Full-duplex technology is a new type of duplex technology. Through the high-efficiency self-interference cancellation scheme, simultaneous simultaneous-frequency full-duplex transmission and reception can be realized. Therefore, the core of the full-duplex technology is self-interference cancellation, and the full duplex is passed to Huawei. The test of the prototype can achieve 113dB self-interference cancellation capability under the condition of 20MHz bandwidth and 2 antenna transmission and reception.
Ultra-dense networking can achieve higher spectrum reuse efficiency through denser wireless network infrastructure deployment, thereby achieving 100-fold increase in system capacity in local hotspots, which is the main requirement for meeting mobile data traffic in 2020 and beyond. Technical means. Through the test of Datang ultra-dense networking test prototype, it is verified that the key technologies such as virtual cells in ultra-dense networking can meet the advantages of system capacity and user experience rate. Under 100MHz bandwidth, the coverage area is 300m2. In this case, the system throughput of 3.3 Gbps can be achieved, and the traffic density can be equivalently achieved by about 11 Tbps/km2, which can meet the requirements of the ITU traffic density index.

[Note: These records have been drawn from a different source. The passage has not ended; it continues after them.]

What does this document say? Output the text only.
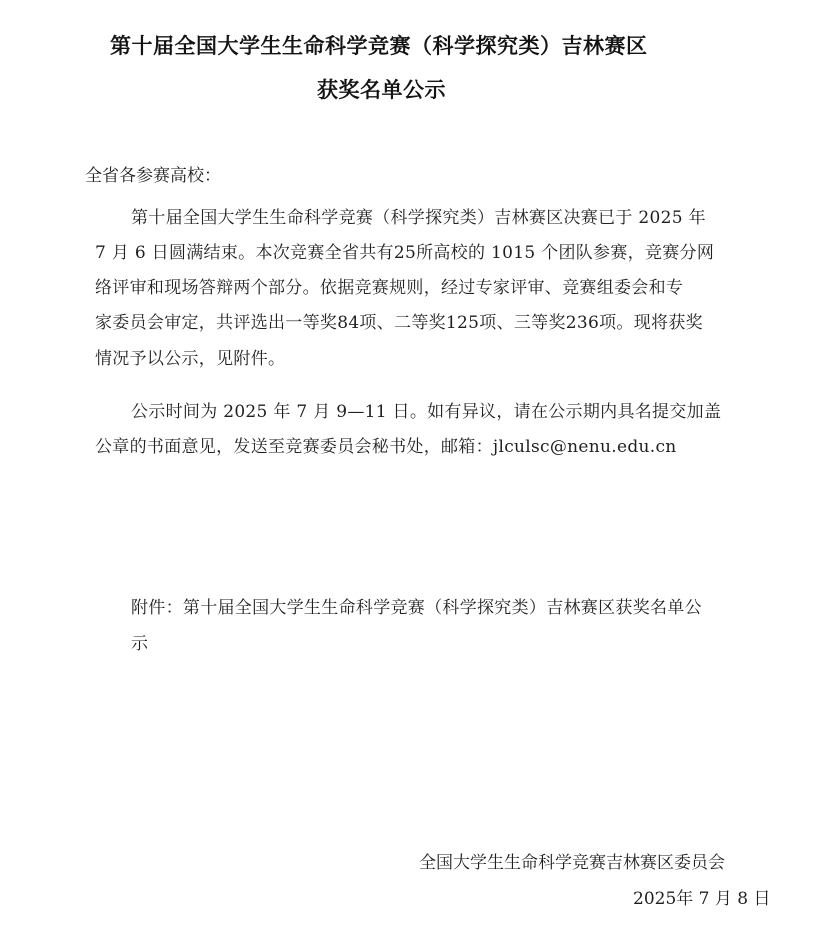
第十届全国大学生生命科学竞赛（科学探究类）吉林赛区
获奖名单公示
全省各参赛高校：

第十届全国大学生生命科学竞赛（科学探究类）吉林赛区决赛已于 2025 年

7 月 6 日圆满结束。本次竞赛全省共有25所高校的 1015 个团队参赛，竞赛分网

络评审和现场答辩两个部分。依据竞赛规则，经过专家评审、竞赛组委会和专

家委员会审定，共评选出一等奖84项、二等奖125项、三等奖236项。现将获奖

情况予以公示，见附件。

公示时间为 2025 年 7 月 9—11 日。如有异议，请在公示期内具名提交加盖

公章的书面意见，发送至竞赛委员会秘书处，邮箱：jlculsc@nenu.edu.cn

附件：第十届全国大学生生命科学竞赛（科学探究类）吉林赛区获奖名单公

示

全国大学生生命科学竞赛吉林赛区委员会
2025年 7 月 8 日
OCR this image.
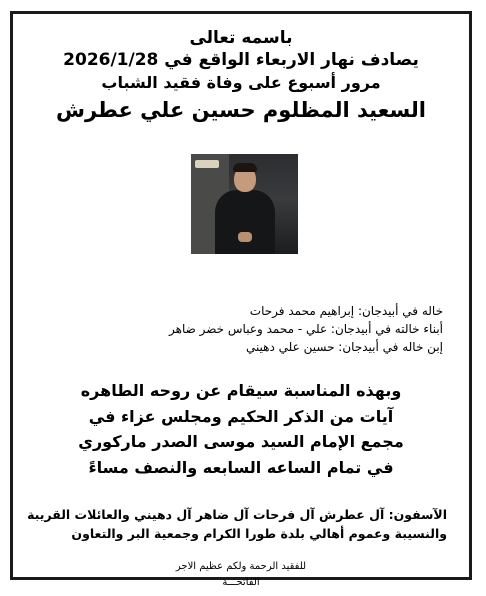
باسمه تعالى
يصادف نهار الاربعاء الواقع في 2026/1/28
مرور أسبوع على وفاة فقيد الشباب
السعيد المظلوم حسين علي عطرش
خاله في أبيدجان: إبراهيم محمد فرحات
أبناء خالته في أبيدجان: علي - محمد وعباس خضر ضاهر
إبن خاله في أبيدجان: حسين علي دهيني
وبهذه المناسبة سيقام عن روحه الطاهره
آيات من الذكر الحكيم ومجلس عزاء في
مجمع الإمام السيد موسى الصدر ماركوري
في تمام الساعه السابعه والنصف مساءً
الآسفون: آل عطرش آل فرحات آل ضاهر آل دهيني والعائلات القريبة
والنسيبة وعموم أهالي بلدة طورا الكرام وجمعية البر والتعاون
للفقيد الرحمة ولكم عظيم الاجر
الفاتحـــة
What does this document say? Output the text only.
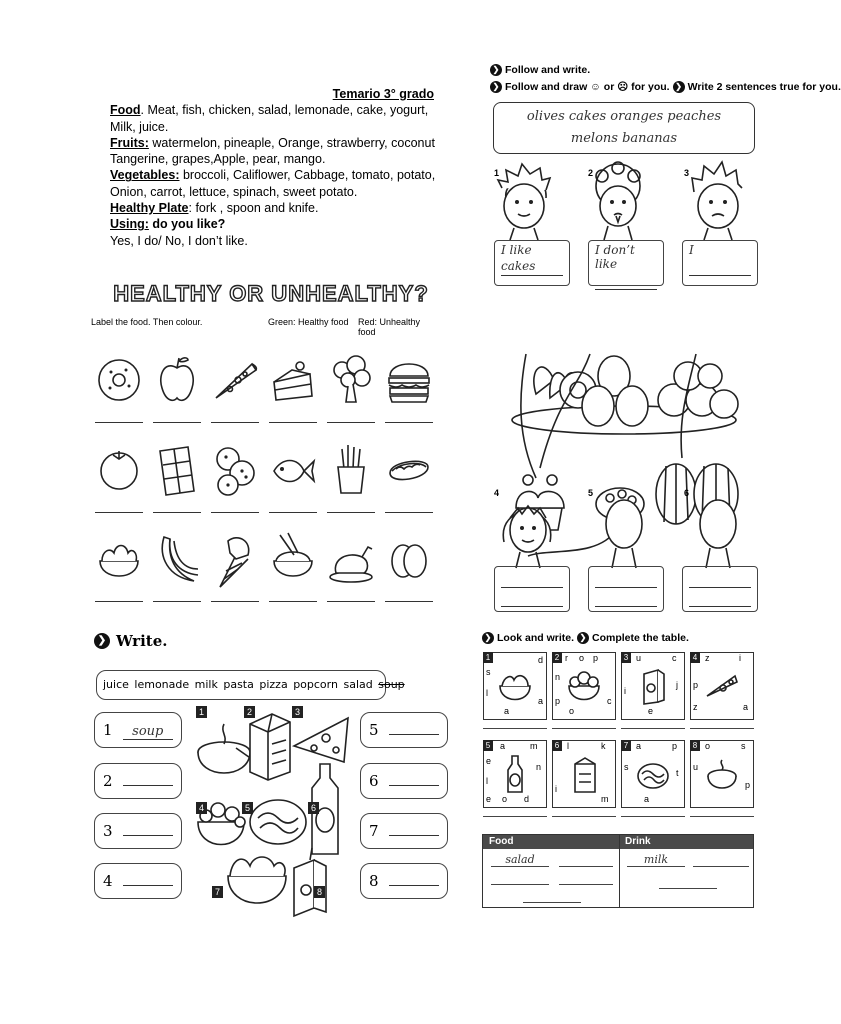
Temario 3° grado
Food. Meat, fish, chicken, salad, lemonade, cake, yogurt,
Milk, juice.
Fruits: watermelon, pineaple, Orange, strawberry, coconut
Tangerine, grapes,Apple, pear, mango.
Vegetables: broccoli, Califlower, Cabbage, tomato, potato,
Onion, carrot, lettuce, spinach, sweet potato.
Healthy Plate: fork , spoon and knife.
Using: do you like?
Yes, I do/ No, I don’t like.
HEALTHY OR UNHEALTHY?
Label the food. Then colour.	Green: Healthy food Red: Unhealthy food
❯ Follow and write.
❯ Follow and draw ☺ or ☹ for you. ❯ Write 2 sentences true for you.
olives cakes oranges peaches
melons bananas
1	2	3
I like
cakes
I don’t like
I
4	5	6
❯ Write.
juice lemonade milk pasta pizza popcorn salad soup
1	soup
2
3
4
5
6
7
8
1	2	3
4	5	6
7	8
❯ Look and write. ❯ Complete the table.
1
s
d
l
a
a
2 r o p
n
p
o
c
3 u	c
i
j
e
4 z	i
p
z	a
5	a	m
e
n
l
e o d
6 l	k
i
m
7 a	p
s
t
a
8 o	s
u
p
Food	Drink
salad	milk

Second, the network technology test progressHuawei, ZTE, Datang, Ericsson, Nokia/Shanghai Bell and Intel have completed key network technology tests. The key technologies involved in the network include network slicing, mobile edge computing, control and bearer separation, and network function reconfiguration.
Network slicing technology, through the slicing technology can change the original network rigid pipeline mode. The functions of slice template, slice lifecycle management, multi-slice access, slice sharing, and slice operation and maintenance are basically mature, and the ability to construct different characteristic network slices based on 5G scenarios and requirements can be realized.
Control and bearer separation, compared with the traditional network can achieve complete separation of control functions and forwarding functions, network functions can be scheduled and reconstructed as needed to meet different scene differentiation requirements.
Network function reconfiguration, 5G network equipment can be realized based on virtualization technology, hardware platform adopts general x86 server, and cloud management system is based on open source technology. The network equipment based on virtualization technology has a certain decline in computing performance and communication performance compared with dedicated hardware, but it is more flexible and efficient in resource utilization efficiency.
Mobile edge computing, the mobile edge computing technology in the 5G network can implement the functions of local routing, blocking, transparent transmission, rate limiting, charging, and switching of services, which can effectively reduce service delay and improve the user experience of video services.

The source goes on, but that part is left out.